Puis en janvier 2021 alors que j’avais un peu lâché l’affaire, une pub est repassée à la télévision « faites revivre vos photos ». Avant d’aller au lit, je retrouve et ouvre l’application pour voir s’il y a du nouveau. Au lieu des deux parentés proches (mon frère et ma demie), j’en ai trois : « Jacques, relation estimée « père », ADN partagé 49,9% ». C’est le choc, l’excitation, l’impression d’avoir trouvé le Graal ! J’ai envoyé un message à Delphine, sa fille qui gère le compte. Elle attendait que je les contacte.
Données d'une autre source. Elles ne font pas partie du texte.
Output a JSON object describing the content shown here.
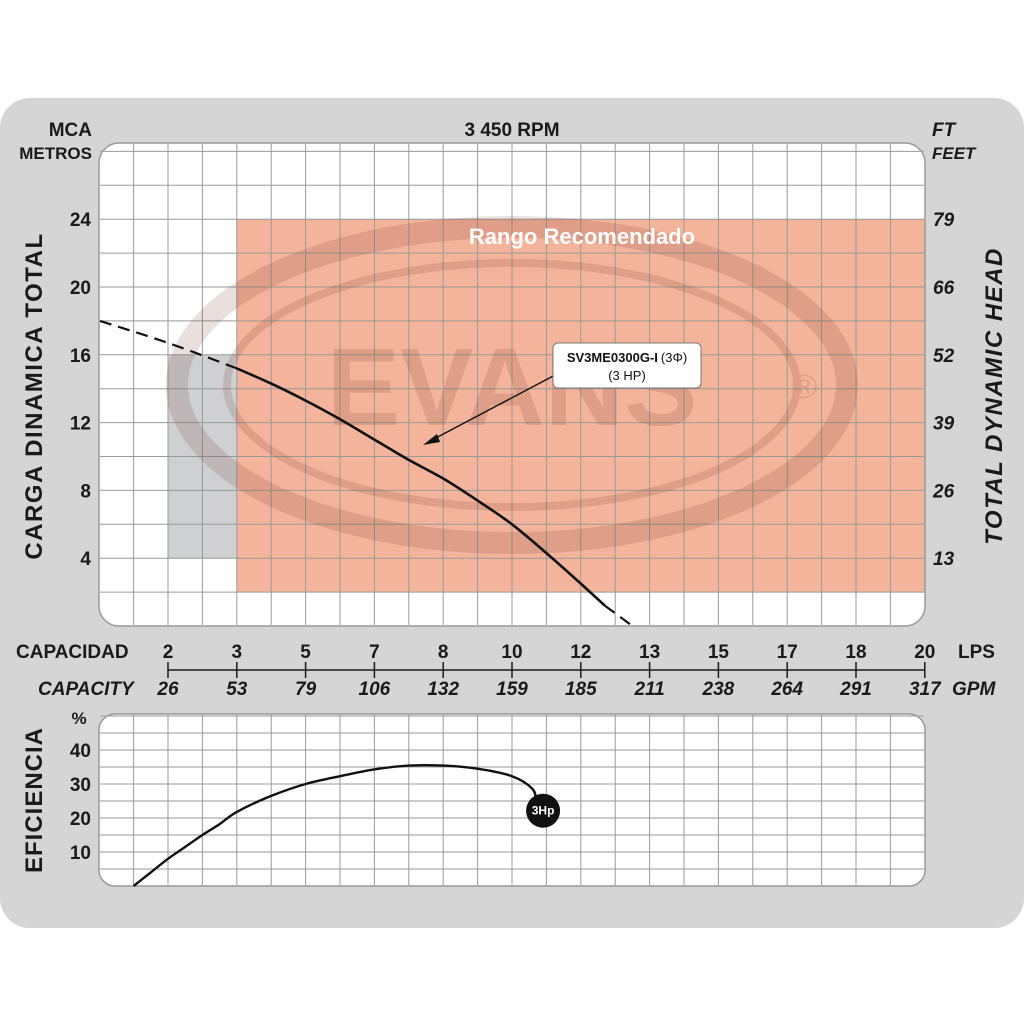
{
  "colors": {
    "frame": "#d5d5d5",
    "grid": "#9a9a9a",
    "recommended": "#f4b39b",
    "shaded": "#cfd0d2",
    "curve": "#111111"
  },
  "header": {
    "left_unit_top": "MCA",
    "left_unit_bottom": "METROS",
    "rpm": "3 450 RPM",
    "right_unit_top": "FT",
    "right_unit_bottom": "FEET"
  },
  "watermark": {
    "brand": "EVANS",
    "registered": "®"
  },
  "chart_data": [
    {
      "type": "line",
      "title": "3 450 RPM",
      "ylabel": "CARGA DINAMICA TOTAL",
      "ylabel_right": "TOTAL DYNAMIC HEAD",
      "y_unit": "MCA METROS",
      "y_unit_right": "FT FEET",
      "ylim": [
        0,
        28
      ],
      "y_ticks": [
        4,
        8,
        12,
        16,
        20,
        24
      ],
      "y_ticks_right": [
        "13",
        "26",
        "39",
        "52",
        "66",
        "79"
      ],
      "grid": true,
      "xlabel_top": "CAPACIDAD",
      "xlabel_bottom": "CAPACITY",
      "x_unit_top": "LPS",
      "x_unit_bottom": "GPM",
      "x_ticks_lps": [
        "2",
        "3",
        "5",
        "7",
        "8",
        "10",
        "12",
        "13",
        "15",
        "17",
        "18",
        "20"
      ],
      "x_ticks_gpm": [
        "26",
        "53",
        "79",
        "106",
        "132",
        "159",
        "185",
        "211",
        "238",
        "264",
        "291",
        "317"
      ],
      "recommended_range": {
        "label": "Rango Recomendado",
        "x_index": [
          1,
          11
        ],
        "y": [
          2,
          24
        ]
      },
      "shaded_region": {
        "x_index": [
          0,
          1
        ],
        "y": [
          4,
          16
        ]
      },
      "series": [
        {
          "name": "SV3ME0300G-I",
          "phase": "(3Φ)",
          "power": "(3 HP)",
          "solid": [
            [
              1,
              15.2
            ],
            [
              1.5,
              14.3
            ],
            [
              2,
              13.3
            ],
            [
              2.5,
              12.2
            ],
            [
              3,
              11
            ],
            [
              3.5,
              9.8
            ],
            [
              4,
              8.7
            ],
            [
              4.5,
              7.4
            ],
            [
              5,
              6
            ],
            [
              5.5,
              4.3
            ],
            [
              6,
              2.5
            ],
            [
              6.35,
              1.2
            ]
          ],
          "dashed_start": [
            [
              -1,
              18
            ],
            [
              0,
              16.7
            ],
            [
              1,
              15.2
            ]
          ],
          "dashed_end": [
            [
              6.35,
              1.2
            ],
            [
              6.75,
              0
            ]
          ]
        }
      ]
    },
    {
      "type": "line",
      "ylabel": "EFICIENCIA",
      "y_unit": "%",
      "ylim": [
        0,
        50
      ],
      "y_ticks": [
        10,
        20,
        30,
        40
      ],
      "grid": true,
      "series": [
        {
          "name": "3Hp",
          "points": [
            [
              -1,
              0
            ],
            [
              -0.5,
              4
            ],
            [
              0,
              8
            ],
            [
              0.5,
              11.5
            ],
            [
              1,
              15
            ],
            [
              1.5,
              18.2
            ],
            [
              2,
              21.8
            ],
            [
              3,
              26.5
            ],
            [
              4,
              30
            ],
            [
              5,
              32.3
            ],
            [
              6,
              34.3
            ],
            [
              7,
              35.4
            ],
            [
              8,
              35.4
            ],
            [
              9,
              34.5
            ],
            [
              10,
              32.3
            ],
            [
              10.6,
              28.5
            ],
            [
              10.7,
              24.5
            ]
          ],
          "label": "3Hp"
        }
      ]
    }
  ]
}
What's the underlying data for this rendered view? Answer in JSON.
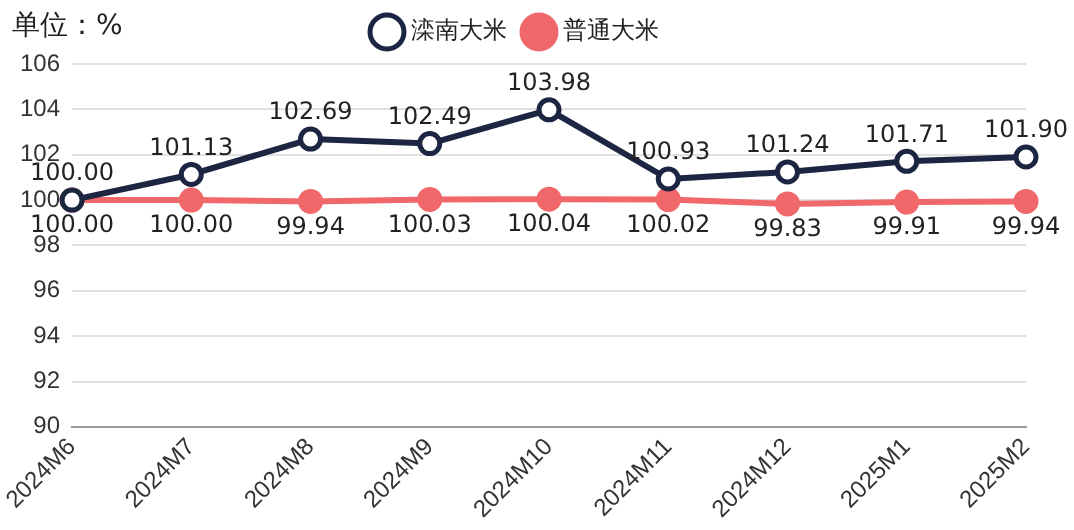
{
  "chart_data": {
    "type": "line",
    "ylabel": "单位：%",
    "categories": [
      "2024M6",
      "2024M7",
      "2024M8",
      "2024M9",
      "2024M10",
      "2024M11",
      "2024M12",
      "2025M1",
      "2025M2"
    ],
    "series": [
      {
        "name": "滦南大米",
        "color": "#1c2541",
        "values": [
          100.0,
          101.13,
          102.69,
          102.49,
          103.98,
          100.93,
          101.24,
          101.71,
          101.9
        ],
        "value_labels": [
          "100.00",
          "101.13",
          "102.69",
          "102.49",
          "103.98",
          "100.93",
          "101.24",
          "101.71",
          "101.90"
        ]
      },
      {
        "name": "普通大米",
        "color": "#f0686a",
        "values": [
          100.0,
          100.0,
          99.94,
          100.03,
          100.04,
          100.02,
          99.83,
          99.91,
          99.94
        ],
        "value_labels": [
          "100.00",
          "100.00",
          "99.94",
          "100.03",
          "100.04",
          "100.02",
          "99.83",
          "99.91",
          "99.94"
        ]
      }
    ],
    "ylim": [
      90,
      106
    ],
    "yticks": [
      90,
      92,
      94,
      96,
      98,
      100,
      102,
      104,
      106
    ],
    "grid": "y",
    "legend": "top",
    "marker": "circle",
    "line_style": "solid"
  }
}
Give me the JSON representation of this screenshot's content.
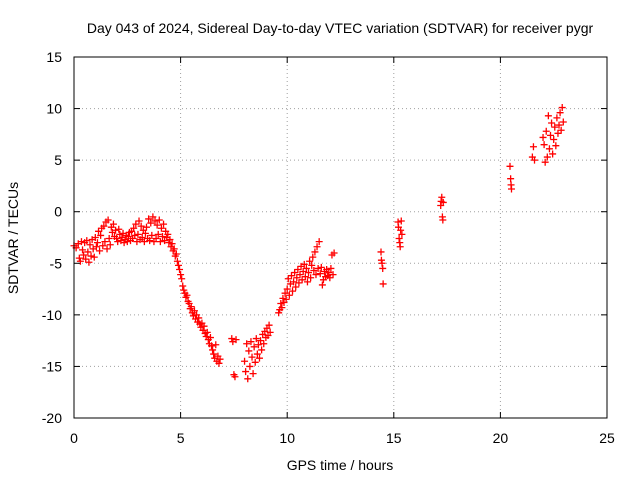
{
  "chart_data": {
    "type": "scatter",
    "title": "Day 043 of 2024, Sidereal Day-to-day VTEC variation (SDTVAR) for receiver pygr",
    "xlabel": "GPS time / hours",
    "ylabel": "SDTVAR / TECUs",
    "xlim": [
      0,
      25
    ],
    "ylim": [
      -20,
      15
    ],
    "xticks": [
      0,
      5,
      10,
      15,
      20,
      25
    ],
    "yticks": [
      -20,
      -15,
      -10,
      -5,
      0,
      5,
      10,
      15
    ],
    "xtick_labels": [
      "0",
      "5",
      "10",
      "15",
      "20",
      "25"
    ],
    "ytick_labels": [
      "-20",
      "-15",
      "-10",
      "-5",
      "0",
      "5",
      "10",
      "15"
    ],
    "grid": true,
    "marker": "+",
    "series": [
      {
        "name": "SDTVAR",
        "color": "#ff0000",
        "points": [
          [
            0.0,
            -3.3
          ],
          [
            0.1,
            -3.5
          ],
          [
            0.2,
            -3.1
          ],
          [
            0.25,
            -4.5
          ],
          [
            0.3,
            -4.8
          ],
          [
            0.35,
            -2.9
          ],
          [
            0.4,
            -3.7
          ],
          [
            0.45,
            -4.2
          ],
          [
            0.5,
            -3.0
          ],
          [
            0.55,
            -4.6
          ],
          [
            0.6,
            -2.8
          ],
          [
            0.65,
            -3.9
          ],
          [
            0.7,
            -4.9
          ],
          [
            0.75,
            -3.2
          ],
          [
            0.8,
            -4.3
          ],
          [
            0.85,
            -2.7
          ],
          [
            0.9,
            -3.6
          ],
          [
            0.95,
            -4.4
          ],
          [
            1.0,
            -2.5
          ],
          [
            1.05,
            -3.4
          ],
          [
            1.1,
            -3.0
          ],
          [
            1.15,
            -1.9
          ],
          [
            1.2,
            -3.8
          ],
          [
            1.25,
            -2.3
          ],
          [
            1.3,
            -1.6
          ],
          [
            1.35,
            -3.3
          ],
          [
            1.4,
            -1.4
          ],
          [
            1.45,
            -2.9
          ],
          [
            1.5,
            -1.0
          ],
          [
            1.55,
            -3.6
          ],
          [
            1.6,
            -0.8
          ],
          [
            1.65,
            -2.6
          ],
          [
            1.7,
            -3.2
          ],
          [
            1.75,
            -1.5
          ],
          [
            1.8,
            -2.0
          ],
          [
            1.85,
            -1.2
          ],
          [
            1.9,
            -2.4
          ],
          [
            1.95,
            -1.8
          ],
          [
            2.0,
            -2.6
          ],
          [
            2.05,
            -2.9
          ],
          [
            2.1,
            -1.7
          ],
          [
            2.15,
            -2.2
          ],
          [
            2.2,
            -2.8
          ],
          [
            2.25,
            -2.5
          ],
          [
            2.3,
            -2.1
          ],
          [
            2.35,
            -3.0
          ],
          [
            2.4,
            -2.7
          ],
          [
            2.45,
            -2.3
          ],
          [
            2.5,
            -2.9
          ],
          [
            2.55,
            -2.4
          ],
          [
            2.6,
            -2.0
          ],
          [
            2.65,
            -2.8
          ],
          [
            2.7,
            -1.9
          ],
          [
            2.75,
            -2.6
          ],
          [
            2.8,
            -1.6
          ],
          [
            2.85,
            -2.3
          ],
          [
            2.9,
            -1.2
          ],
          [
            2.95,
            -2.9
          ],
          [
            3.0,
            -2.2
          ],
          [
            3.05,
            -0.9
          ],
          [
            3.1,
            -2.7
          ],
          [
            3.15,
            -1.4
          ],
          [
            3.2,
            -2.5
          ],
          [
            3.25,
            -1.8
          ],
          [
            3.3,
            -2.9
          ],
          [
            3.35,
            -2.1
          ],
          [
            3.4,
            -1.5
          ],
          [
            3.45,
            -2.6
          ],
          [
            3.5,
            -0.7
          ],
          [
            3.55,
            -2.8
          ],
          [
            3.6,
            -1.1
          ],
          [
            3.65,
            -2.3
          ],
          [
            3.7,
            -0.5
          ],
          [
            3.75,
            -2.9
          ],
          [
            3.8,
            -0.9
          ],
          [
            3.85,
            -2.6
          ],
          [
            3.9,
            -1.3
          ],
          [
            3.95,
            -2.2
          ],
          [
            4.0,
            -0.8
          ],
          [
            4.05,
            -2.9
          ],
          [
            4.1,
            -1.6
          ],
          [
            4.15,
            -2.4
          ],
          [
            4.2,
            -1.2
          ],
          [
            4.25,
            -2.8
          ],
          [
            4.3,
            -1.9
          ],
          [
            4.35,
            -2.5
          ],
          [
            4.4,
            -2.2
          ],
          [
            4.45,
            -3.0
          ],
          [
            4.5,
            -2.7
          ],
          [
            4.55,
            -3.4
          ],
          [
            4.6,
            -3.1
          ],
          [
            4.65,
            -3.8
          ],
          [
            4.7,
            -3.6
          ],
          [
            4.75,
            -4.3
          ],
          [
            4.8,
            -4.1
          ],
          [
            4.85,
            -4.8
          ],
          [
            4.9,
            -5.2
          ],
          [
            4.95,
            -5.6
          ],
          [
            5.0,
            -6.1
          ],
          [
            5.05,
            -6.5
          ],
          [
            5.1,
            -7.2
          ],
          [
            5.15,
            -7.6
          ],
          [
            5.2,
            -7.9
          ],
          [
            5.25,
            -8.3
          ],
          [
            5.3,
            -8.1
          ],
          [
            5.35,
            -8.7
          ],
          [
            5.4,
            -8.9
          ],
          [
            5.45,
            -9.4
          ],
          [
            5.5,
            -9.2
          ],
          [
            5.55,
            -9.8
          ],
          [
            5.6,
            -10.1
          ],
          [
            5.65,
            -9.6
          ],
          [
            5.7,
            -10.4
          ],
          [
            5.75,
            -10.0
          ],
          [
            5.8,
            -10.7
          ],
          [
            5.85,
            -10.3
          ],
          [
            5.9,
            -10.9
          ],
          [
            5.95,
            -11.2
          ],
          [
            6.0,
            -10.8
          ],
          [
            6.05,
            -11.5
          ],
          [
            6.1,
            -11.1
          ],
          [
            6.15,
            -11.8
          ],
          [
            6.2,
            -12.1
          ],
          [
            6.25,
            -11.7
          ],
          [
            6.3,
            -12.4
          ],
          [
            6.35,
            -12.8
          ],
          [
            6.4,
            -12.2
          ],
          [
            6.45,
            -13.0
          ],
          [
            6.5,
            -13.4
          ],
          [
            6.55,
            -13.8
          ],
          [
            6.6,
            -14.2
          ],
          [
            6.65,
            -12.9
          ],
          [
            6.7,
            -14.5
          ],
          [
            6.75,
            -14.0
          ],
          [
            6.8,
            -14.7
          ],
          [
            6.85,
            -14.3
          ],
          [
            7.4,
            -12.3
          ],
          [
            7.45,
            -12.6
          ],
          [
            7.5,
            -15.8
          ],
          [
            7.55,
            -16.0
          ],
          [
            7.6,
            -12.4
          ],
          [
            8.0,
            -14.5
          ],
          [
            8.05,
            -15.5
          ],
          [
            8.1,
            -12.8
          ],
          [
            8.15,
            -16.2
          ],
          [
            8.2,
            -13.5
          ],
          [
            8.25,
            -15.0
          ],
          [
            8.3,
            -12.6
          ],
          [
            8.35,
            -14.1
          ],
          [
            8.4,
            -15.7
          ],
          [
            8.45,
            -13.1
          ],
          [
            8.5,
            -14.6
          ],
          [
            8.55,
            -12.3
          ],
          [
            8.6,
            -13.8
          ],
          [
            8.65,
            -12.9
          ],
          [
            8.7,
            -14.2
          ],
          [
            8.75,
            -12.5
          ],
          [
            8.8,
            -13.4
          ],
          [
            8.85,
            -11.9
          ],
          [
            8.9,
            -12.8
          ],
          [
            8.95,
            -11.6
          ],
          [
            9.0,
            -12.2
          ],
          [
            9.05,
            -11.3
          ],
          [
            9.1,
            -12.0
          ],
          [
            9.15,
            -11.0
          ],
          [
            9.2,
            -11.7
          ],
          [
            9.6,
            -9.8
          ],
          [
            9.65,
            -9.5
          ],
          [
            9.7,
            -8.9
          ],
          [
            9.75,
            -9.3
          ],
          [
            9.8,
            -8.4
          ],
          [
            9.85,
            -8.8
          ],
          [
            9.9,
            -7.9
          ],
          [
            9.95,
            -8.5
          ],
          [
            10.0,
            -7.5
          ],
          [
            10.05,
            -6.5
          ],
          [
            10.1,
            -8.1
          ],
          [
            10.15,
            -7.0
          ],
          [
            10.2,
            -6.2
          ],
          [
            10.25,
            -7.7
          ],
          [
            10.3,
            -6.8
          ],
          [
            10.35,
            -5.9
          ],
          [
            10.4,
            -7.3
          ],
          [
            10.45,
            -6.4
          ],
          [
            10.5,
            -5.6
          ],
          [
            10.55,
            -6.9
          ],
          [
            10.6,
            -6.1
          ],
          [
            10.65,
            -5.3
          ],
          [
            10.7,
            -6.6
          ],
          [
            10.75,
            -5.8
          ],
          [
            10.8,
            -5.1
          ],
          [
            10.85,
            -6.3
          ],
          [
            10.9,
            -5.5
          ],
          [
            10.95,
            -6.8
          ],
          [
            11.0,
            -5.9
          ],
          [
            11.05,
            -4.8
          ],
          [
            11.1,
            -6.4
          ],
          [
            11.15,
            -5.2
          ],
          [
            11.2,
            -4.4
          ],
          [
            11.25,
            -5.7
          ],
          [
            11.3,
            -3.9
          ],
          [
            11.35,
            -6.1
          ],
          [
            11.4,
            -3.4
          ],
          [
            11.45,
            -5.5
          ],
          [
            11.5,
            -2.9
          ],
          [
            11.55,
            -6.0
          ],
          [
            11.6,
            -5.4
          ],
          [
            11.65,
            -7.1
          ],
          [
            11.7,
            -6.6
          ],
          [
            11.75,
            -5.8
          ],
          [
            11.8,
            -6.3
          ],
          [
            11.85,
            -5.6
          ],
          [
            11.9,
            -6.2
          ],
          [
            11.95,
            -5.9
          ],
          [
            12.0,
            -6.4
          ],
          [
            12.05,
            -5.5
          ],
          [
            12.1,
            -4.2
          ],
          [
            12.15,
            -6.1
          ],
          [
            12.2,
            -4.0
          ],
          [
            14.4,
            -3.9
          ],
          [
            14.42,
            -4.7
          ],
          [
            14.45,
            -5.0
          ],
          [
            14.48,
            -5.5
          ],
          [
            14.5,
            -7.0
          ],
          [
            15.2,
            -1.0
          ],
          [
            15.22,
            -1.5
          ],
          [
            15.25,
            -2.6
          ],
          [
            15.28,
            -3.0
          ],
          [
            15.3,
            -3.4
          ],
          [
            15.32,
            -1.8
          ],
          [
            15.35,
            -0.9
          ],
          [
            15.38,
            -2.2
          ],
          [
            17.2,
            0.6
          ],
          [
            17.22,
            1.0
          ],
          [
            17.25,
            1.4
          ],
          [
            17.28,
            -0.5
          ],
          [
            17.3,
            -0.8
          ],
          [
            17.32,
            0.9
          ],
          [
            20.45,
            4.4
          ],
          [
            20.48,
            3.2
          ],
          [
            20.5,
            2.6
          ],
          [
            20.52,
            2.2
          ],
          [
            21.5,
            5.3
          ],
          [
            21.55,
            6.3
          ],
          [
            21.6,
            5.0
          ],
          [
            22.0,
            7.2
          ],
          [
            22.05,
            6.5
          ],
          [
            22.1,
            4.8
          ],
          [
            22.15,
            7.8
          ],
          [
            22.2,
            5.3
          ],
          [
            22.25,
            9.3
          ],
          [
            22.3,
            6.1
          ],
          [
            22.35,
            7.4
          ],
          [
            22.4,
            8.6
          ],
          [
            22.45,
            5.6
          ],
          [
            22.5,
            7.0
          ],
          [
            22.55,
            8.2
          ],
          [
            22.6,
            6.4
          ],
          [
            22.65,
            9.1
          ],
          [
            22.7,
            7.6
          ],
          [
            22.75,
            8.4
          ],
          [
            22.8,
            9.6
          ],
          [
            22.85,
            7.9
          ],
          [
            22.9,
            10.1
          ],
          [
            22.95,
            8.7
          ]
        ]
      }
    ]
  }
}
Deux jours après j’ai Jacques au téléphone, c’est lui qui m’appelle. J’avais trop peur de le déranger. J’ai du mal à réaliser. Jacques est hyper-sympa, avenant. Il m’explique qu’il a pris la décision de faire un don parce que son demi-frère ne parvenait pas à avoir d’enfant. Il me donne plein d’informations sur mes antécédents « familiaux ». Il m’explique que lui-même ne connaissait pas son géniteur, qu’il l’a rencontré sur le tard. Un RDV est pris pour une rencontre. Lui et sa femme sont très chaleureux, ils me mettent à l’aise. En discutant il m’explique son parcours de vie et je le découvre, il est plutôt loquace, tout le contraire de mes deux parents. Il a « la niaque », un caractère bien trempé et il n’est pas langue de bois. Je me découvre des traits de caractères en commun. C’est surprenant, je ne m’attendais pas à ça, c’est au-delà de mes espérances. On parle de mes parents et de mon père. Il me montre des photos et finalement c’est encore mon frère qui lui ressemble le plus à 20 ans, c’est même impressionnant selon ma mère. Mon frère lui n’a pas souhaité le rencontrer. Jacques reste ouvert et respecte son choix. Deux de ses trois filles travaillent dans la même branche que moi, ça nécessite beaucoup d’empathie. Je trouve ça intrigant, c’est peut-être héréditaire ? Aujourd’hui on s’échange régulièrement des nouvelles, j’ai l’impression qu’il fait un peu partie de ma famille bien qu’il m’est impossible de le mettre au même niveau que mon père. Ça serait plus comme un oncle retrouvé.

Finalement je suis très heureuse d’être une enfant issue de don. J’ai été désirée et aimée par mes deux parents. Et je peux me vanter d’avoir un arbre généalogique à trois branches. La rencontre de Jacques a permis d’apaiser mes craintes et interrogations. Cette année, mon mari a décidé de lui-même de donner au CECOS, je suis très fière de lui et de sa démarche. Comme on est au clair sur la notion de don et de non-filiation, il va donner de manière non-anonyme afin que les enfants IAD puissent avoir réponses à leurs questions plus tard, s’ils le souhaitent.